はじめに
機械学習には「教師あり学習」、「教師なし学習」、「強化学習」という3つの学習方法があります。そして、その背後には「回帰」、「分類」、「クラスタリング」などの統計学があり、解を求める方法として「決定木」、「サポートベクターマシーン」、「k平均法」など多くのアルゴリズムがあります。
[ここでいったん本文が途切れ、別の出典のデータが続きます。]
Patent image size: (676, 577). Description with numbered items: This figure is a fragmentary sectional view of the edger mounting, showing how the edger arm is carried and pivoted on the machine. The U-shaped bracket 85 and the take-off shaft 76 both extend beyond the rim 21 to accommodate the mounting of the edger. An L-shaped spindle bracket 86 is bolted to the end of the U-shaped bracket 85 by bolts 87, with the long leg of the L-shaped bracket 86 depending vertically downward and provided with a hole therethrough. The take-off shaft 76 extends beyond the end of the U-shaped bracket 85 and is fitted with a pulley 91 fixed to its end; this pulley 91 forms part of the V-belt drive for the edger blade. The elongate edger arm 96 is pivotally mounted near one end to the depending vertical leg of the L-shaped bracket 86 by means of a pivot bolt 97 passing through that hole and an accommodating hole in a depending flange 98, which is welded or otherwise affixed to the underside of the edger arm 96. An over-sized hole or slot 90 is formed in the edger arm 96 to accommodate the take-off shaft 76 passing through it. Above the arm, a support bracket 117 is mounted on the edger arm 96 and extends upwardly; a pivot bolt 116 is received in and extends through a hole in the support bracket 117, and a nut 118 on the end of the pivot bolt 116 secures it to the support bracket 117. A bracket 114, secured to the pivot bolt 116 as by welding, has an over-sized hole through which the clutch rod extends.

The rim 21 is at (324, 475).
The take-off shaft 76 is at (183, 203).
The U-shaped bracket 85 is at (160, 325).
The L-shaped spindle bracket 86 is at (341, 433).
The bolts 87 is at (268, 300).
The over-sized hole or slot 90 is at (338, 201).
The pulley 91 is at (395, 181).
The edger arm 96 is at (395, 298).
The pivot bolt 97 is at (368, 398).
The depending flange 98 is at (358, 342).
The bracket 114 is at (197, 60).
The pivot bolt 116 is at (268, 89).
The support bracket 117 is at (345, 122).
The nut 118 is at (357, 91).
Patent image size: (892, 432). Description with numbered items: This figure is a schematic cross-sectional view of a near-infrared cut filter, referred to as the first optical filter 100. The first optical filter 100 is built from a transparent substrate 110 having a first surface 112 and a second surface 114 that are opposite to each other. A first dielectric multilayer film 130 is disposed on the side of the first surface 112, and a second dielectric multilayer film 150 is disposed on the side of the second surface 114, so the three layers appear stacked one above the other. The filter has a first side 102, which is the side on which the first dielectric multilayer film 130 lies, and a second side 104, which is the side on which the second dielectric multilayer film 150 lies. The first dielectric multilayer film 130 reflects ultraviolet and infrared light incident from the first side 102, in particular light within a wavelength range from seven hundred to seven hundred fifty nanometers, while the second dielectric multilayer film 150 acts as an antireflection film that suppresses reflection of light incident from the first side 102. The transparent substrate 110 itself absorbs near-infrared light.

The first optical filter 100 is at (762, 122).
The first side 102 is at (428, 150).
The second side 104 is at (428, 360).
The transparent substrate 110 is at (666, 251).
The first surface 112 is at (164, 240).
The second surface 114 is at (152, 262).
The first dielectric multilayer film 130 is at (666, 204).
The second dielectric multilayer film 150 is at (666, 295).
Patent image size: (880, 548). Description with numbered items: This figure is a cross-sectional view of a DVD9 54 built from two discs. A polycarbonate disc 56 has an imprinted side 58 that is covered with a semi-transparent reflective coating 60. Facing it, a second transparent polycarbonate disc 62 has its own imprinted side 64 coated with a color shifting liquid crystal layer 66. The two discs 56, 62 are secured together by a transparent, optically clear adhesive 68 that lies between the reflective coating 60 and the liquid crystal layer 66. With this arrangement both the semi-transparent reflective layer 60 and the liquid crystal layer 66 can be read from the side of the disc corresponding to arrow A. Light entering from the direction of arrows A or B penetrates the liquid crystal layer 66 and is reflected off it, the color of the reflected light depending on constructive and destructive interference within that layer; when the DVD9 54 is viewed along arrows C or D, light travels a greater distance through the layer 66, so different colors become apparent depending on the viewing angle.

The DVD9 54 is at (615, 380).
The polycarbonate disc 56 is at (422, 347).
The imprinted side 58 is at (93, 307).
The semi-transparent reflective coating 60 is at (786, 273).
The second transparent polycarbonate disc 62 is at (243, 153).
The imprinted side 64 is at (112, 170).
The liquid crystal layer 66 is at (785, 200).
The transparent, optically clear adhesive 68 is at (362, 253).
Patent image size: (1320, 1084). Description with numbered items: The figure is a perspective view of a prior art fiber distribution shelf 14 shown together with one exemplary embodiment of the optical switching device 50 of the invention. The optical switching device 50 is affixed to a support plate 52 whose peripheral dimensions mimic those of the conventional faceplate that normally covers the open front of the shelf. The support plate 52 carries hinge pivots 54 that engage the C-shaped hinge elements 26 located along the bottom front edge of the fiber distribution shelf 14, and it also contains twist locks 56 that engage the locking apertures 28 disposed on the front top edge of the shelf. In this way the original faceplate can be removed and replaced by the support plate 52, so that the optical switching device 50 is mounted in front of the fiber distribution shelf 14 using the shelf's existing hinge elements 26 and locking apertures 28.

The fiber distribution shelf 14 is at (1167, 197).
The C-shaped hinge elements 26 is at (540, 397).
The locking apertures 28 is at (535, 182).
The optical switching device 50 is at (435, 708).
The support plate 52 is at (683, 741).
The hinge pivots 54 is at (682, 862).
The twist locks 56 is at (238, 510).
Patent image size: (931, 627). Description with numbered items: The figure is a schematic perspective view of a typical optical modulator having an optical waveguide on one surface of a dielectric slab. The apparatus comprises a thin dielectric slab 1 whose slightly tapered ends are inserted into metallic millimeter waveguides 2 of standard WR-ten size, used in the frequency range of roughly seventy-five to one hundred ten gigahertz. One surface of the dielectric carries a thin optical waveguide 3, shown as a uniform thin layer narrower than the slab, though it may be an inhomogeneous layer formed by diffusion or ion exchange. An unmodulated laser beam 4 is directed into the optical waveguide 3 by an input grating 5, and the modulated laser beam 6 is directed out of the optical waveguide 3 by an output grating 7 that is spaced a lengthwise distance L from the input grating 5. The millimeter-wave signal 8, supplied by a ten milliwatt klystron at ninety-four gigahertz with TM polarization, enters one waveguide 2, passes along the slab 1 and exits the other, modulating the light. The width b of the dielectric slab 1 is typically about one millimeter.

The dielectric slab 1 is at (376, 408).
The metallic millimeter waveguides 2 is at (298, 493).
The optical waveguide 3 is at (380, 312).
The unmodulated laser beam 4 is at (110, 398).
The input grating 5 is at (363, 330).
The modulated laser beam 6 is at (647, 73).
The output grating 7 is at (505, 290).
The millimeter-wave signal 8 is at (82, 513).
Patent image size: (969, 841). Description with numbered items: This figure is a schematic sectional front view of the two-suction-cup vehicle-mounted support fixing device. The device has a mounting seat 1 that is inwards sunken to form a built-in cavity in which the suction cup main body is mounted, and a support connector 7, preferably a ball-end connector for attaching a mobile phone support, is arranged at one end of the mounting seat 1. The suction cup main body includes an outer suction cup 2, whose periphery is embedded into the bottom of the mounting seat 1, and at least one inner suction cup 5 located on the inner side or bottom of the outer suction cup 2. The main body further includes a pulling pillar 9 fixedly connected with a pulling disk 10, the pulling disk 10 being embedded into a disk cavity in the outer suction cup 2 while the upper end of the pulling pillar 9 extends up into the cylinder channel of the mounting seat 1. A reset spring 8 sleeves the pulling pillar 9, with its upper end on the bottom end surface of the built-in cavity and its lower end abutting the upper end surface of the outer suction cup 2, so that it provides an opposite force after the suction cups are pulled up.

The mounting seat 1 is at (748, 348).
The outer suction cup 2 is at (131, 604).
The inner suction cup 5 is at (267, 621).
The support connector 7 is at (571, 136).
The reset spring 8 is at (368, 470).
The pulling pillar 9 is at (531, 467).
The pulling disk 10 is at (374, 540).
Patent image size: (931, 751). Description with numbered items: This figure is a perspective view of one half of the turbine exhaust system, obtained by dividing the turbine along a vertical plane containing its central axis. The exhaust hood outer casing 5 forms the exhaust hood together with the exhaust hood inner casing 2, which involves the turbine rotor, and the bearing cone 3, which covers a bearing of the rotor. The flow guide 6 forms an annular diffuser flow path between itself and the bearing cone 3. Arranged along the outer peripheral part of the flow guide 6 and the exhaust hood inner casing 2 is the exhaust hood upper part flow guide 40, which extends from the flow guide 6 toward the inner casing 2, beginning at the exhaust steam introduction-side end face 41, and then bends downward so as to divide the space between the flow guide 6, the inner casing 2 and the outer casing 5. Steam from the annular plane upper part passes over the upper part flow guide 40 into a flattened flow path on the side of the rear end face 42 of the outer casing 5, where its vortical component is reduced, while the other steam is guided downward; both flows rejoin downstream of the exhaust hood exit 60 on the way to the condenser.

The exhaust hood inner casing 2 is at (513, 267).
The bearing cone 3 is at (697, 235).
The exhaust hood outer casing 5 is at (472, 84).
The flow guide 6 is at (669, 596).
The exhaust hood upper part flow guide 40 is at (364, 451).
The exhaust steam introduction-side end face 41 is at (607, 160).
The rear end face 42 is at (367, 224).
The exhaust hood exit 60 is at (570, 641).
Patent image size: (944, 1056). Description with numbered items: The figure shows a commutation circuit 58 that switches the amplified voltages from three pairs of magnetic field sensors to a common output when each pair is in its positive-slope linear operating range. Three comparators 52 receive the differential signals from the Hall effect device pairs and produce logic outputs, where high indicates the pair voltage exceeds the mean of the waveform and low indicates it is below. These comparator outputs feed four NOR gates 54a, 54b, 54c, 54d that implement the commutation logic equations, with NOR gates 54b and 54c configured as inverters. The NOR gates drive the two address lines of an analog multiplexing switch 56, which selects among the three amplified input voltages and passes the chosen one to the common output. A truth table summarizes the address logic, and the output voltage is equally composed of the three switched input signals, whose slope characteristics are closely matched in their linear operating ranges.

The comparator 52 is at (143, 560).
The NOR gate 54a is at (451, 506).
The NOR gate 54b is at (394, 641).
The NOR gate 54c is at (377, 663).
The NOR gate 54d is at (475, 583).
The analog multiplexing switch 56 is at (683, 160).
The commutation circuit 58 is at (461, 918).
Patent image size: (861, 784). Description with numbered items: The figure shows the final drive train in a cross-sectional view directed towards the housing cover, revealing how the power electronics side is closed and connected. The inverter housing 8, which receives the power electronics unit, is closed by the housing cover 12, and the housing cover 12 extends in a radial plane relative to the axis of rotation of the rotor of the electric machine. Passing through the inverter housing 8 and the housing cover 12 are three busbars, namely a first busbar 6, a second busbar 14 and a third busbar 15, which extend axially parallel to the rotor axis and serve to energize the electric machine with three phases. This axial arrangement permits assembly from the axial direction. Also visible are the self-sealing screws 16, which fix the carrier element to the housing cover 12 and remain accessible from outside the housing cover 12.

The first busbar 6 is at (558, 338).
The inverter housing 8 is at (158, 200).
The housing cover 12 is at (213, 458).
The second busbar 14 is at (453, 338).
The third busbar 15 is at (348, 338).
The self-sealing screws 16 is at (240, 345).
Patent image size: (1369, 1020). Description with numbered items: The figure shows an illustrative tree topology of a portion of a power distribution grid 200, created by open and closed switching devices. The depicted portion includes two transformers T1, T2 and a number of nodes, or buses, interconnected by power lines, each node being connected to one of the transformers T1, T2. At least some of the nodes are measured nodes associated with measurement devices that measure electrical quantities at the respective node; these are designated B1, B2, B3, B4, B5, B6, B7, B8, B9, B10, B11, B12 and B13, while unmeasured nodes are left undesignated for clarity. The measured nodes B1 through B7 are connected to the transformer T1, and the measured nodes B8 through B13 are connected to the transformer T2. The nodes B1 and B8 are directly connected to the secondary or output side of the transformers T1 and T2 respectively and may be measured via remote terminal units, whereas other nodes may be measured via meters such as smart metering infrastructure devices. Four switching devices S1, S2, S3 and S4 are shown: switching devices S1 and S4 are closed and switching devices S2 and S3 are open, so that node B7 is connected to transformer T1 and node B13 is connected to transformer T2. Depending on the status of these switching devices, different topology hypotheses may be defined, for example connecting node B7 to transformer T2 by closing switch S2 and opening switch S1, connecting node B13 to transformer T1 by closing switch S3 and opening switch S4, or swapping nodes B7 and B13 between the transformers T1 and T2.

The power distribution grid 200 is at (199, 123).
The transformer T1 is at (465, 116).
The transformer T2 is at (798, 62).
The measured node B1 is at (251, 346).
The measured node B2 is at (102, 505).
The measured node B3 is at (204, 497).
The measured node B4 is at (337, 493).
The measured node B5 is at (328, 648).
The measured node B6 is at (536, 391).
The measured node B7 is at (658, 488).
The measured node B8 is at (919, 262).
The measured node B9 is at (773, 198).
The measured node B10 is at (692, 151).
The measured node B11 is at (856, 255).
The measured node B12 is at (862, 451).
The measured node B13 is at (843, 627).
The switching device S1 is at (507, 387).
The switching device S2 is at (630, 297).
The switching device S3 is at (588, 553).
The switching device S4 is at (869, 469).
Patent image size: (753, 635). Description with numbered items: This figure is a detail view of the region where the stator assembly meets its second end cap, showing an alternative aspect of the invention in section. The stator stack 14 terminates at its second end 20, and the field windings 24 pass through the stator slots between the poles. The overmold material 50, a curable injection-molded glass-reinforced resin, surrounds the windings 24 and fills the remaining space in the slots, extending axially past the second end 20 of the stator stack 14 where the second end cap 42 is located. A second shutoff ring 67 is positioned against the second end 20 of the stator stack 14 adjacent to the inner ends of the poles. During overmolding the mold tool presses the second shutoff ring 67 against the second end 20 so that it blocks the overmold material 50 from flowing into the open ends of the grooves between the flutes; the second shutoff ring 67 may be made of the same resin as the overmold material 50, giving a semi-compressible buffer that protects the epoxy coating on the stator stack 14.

「学習方法」と「統計学」と「アルゴリズム」。いったいこの三角関係はどうなっているのでしょうか。まず、「学習方法」と「統計学」の関係から紐解いてみます。
機械学習法と統計学
まずは図1をご覧ください。「教師あり学習」、「教師なし学習」、「強化学習」という3つの学習方法と「回帰」「分類」「クラスタリング」といった統計学の関係をパッと図にしてみました。
図1:3つの機械学習法と統計学
教師あり学習と教師なし学習と強化学習
教師あり学習(Supervised Learning)は、学習データに正解ラベルを付けて学習する方法です。例えば、花の名前を教えてくれるAIを作るのなら、学習データ(画像)に対して、これは「バラ」、これは「ボタン」というようにラベルを付けて学習させます。何種類の花の名前を覚えるかが、Vol.5で学んだ出力層のノード数になります。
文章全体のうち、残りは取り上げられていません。